Le mouvement « d’altruisme efficace » auquel lui et ses collègues, dont Ellison, ont adhéré, n’a jamais été mentionné au procès.

À plusieurs reprises, Bankman-Fried a proposé « d’expliquer si vous le souhaitez » et de développer certaines réponses pour l’accusation. Sans surprise, l’offre n’a presque jamais été acceptée par l’avocate adjointe américaine Danielle Sassoon.

Toutes ces raisons étaient des raisons prévisibles pour ne pas témoigner.

Vincent Cohen, associé chez Dechert qui a passé des années en tant que procureur fédéral avant de devenir procureur américain par intérim pour le District de Columbia, affirme qu’être avocat de la défense, c’est « comme le secteur bancaire, vous devez KYC » – faisant référence au raccourci réglementaire pour « connaître votre client », ou dans ce cas, un client.

Témoigner fonctionne pour les accusés qui sont « très éloquents et charismatiques, sympathiques et aimables » et qui « n’ont pas trois personnes au sein de leur entreprise qui témoignent contre eux », ajoute-t-il. Bankman-Fried ne correspondait pas à ce projet.

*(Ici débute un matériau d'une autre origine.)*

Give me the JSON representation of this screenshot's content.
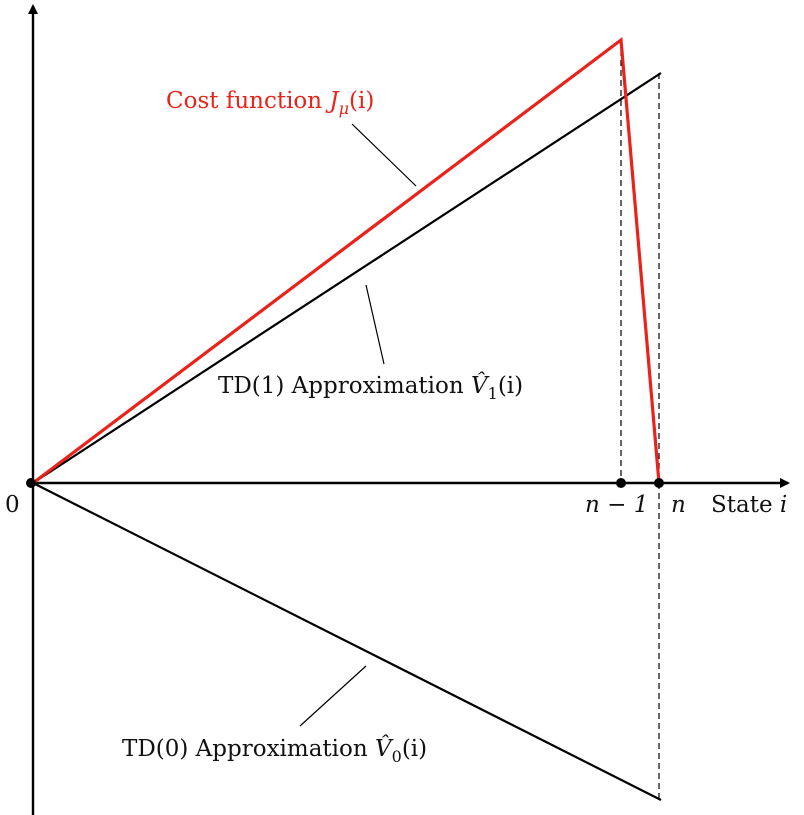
{
  "colors": {
    "cost": "#e8231b",
    "lines": "#000000"
  },
  "labels": {
    "origin": "0",
    "tick_n_minus_1": "n − 1",
    "tick_n": "n",
    "x_axis_prefix": "State ",
    "x_axis_var": "i",
    "cost": {
      "prefix": "Cost function ",
      "symbol": "J",
      "subscript": "μ",
      "arg": "(i)"
    },
    "td1": {
      "prefix": "TD(1) Approximation ",
      "symbol": "V̂",
      "subscript": "1",
      "arg": "(i)"
    },
    "td0": {
      "prefix": "TD(0) Approximation ",
      "symbol": "V̂",
      "subscript": "0",
      "arg": "(i)"
    }
  }
}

L’opinion selon laquelle il « n’avait pas grand-chose à perdre » en prenant la parole sera mise à l’épreuve en mars, lorsque le juge Kaplan, qui a parfois exprimé très clairement son exaspération face aux réponses évasives de Bankman-Fried, décidera de la peine. Une mauvaise performance sur la scène d’un tribunal pénal américain pourrait le condamner à la prison à vie.

Les critiques se sont demandé si le Meursault de Camus – qui est damné pour ne pas avoir versé une larme lors des funérailles de sa mère – serait aujourd’hui diagnostiqué avec une alexithymie ou une difficulté à exprimer des sentiments socialement appropriés. Lui non plus ne s’en sortirait probablement pas mieux s’il témoignait devant un jury américain moderne.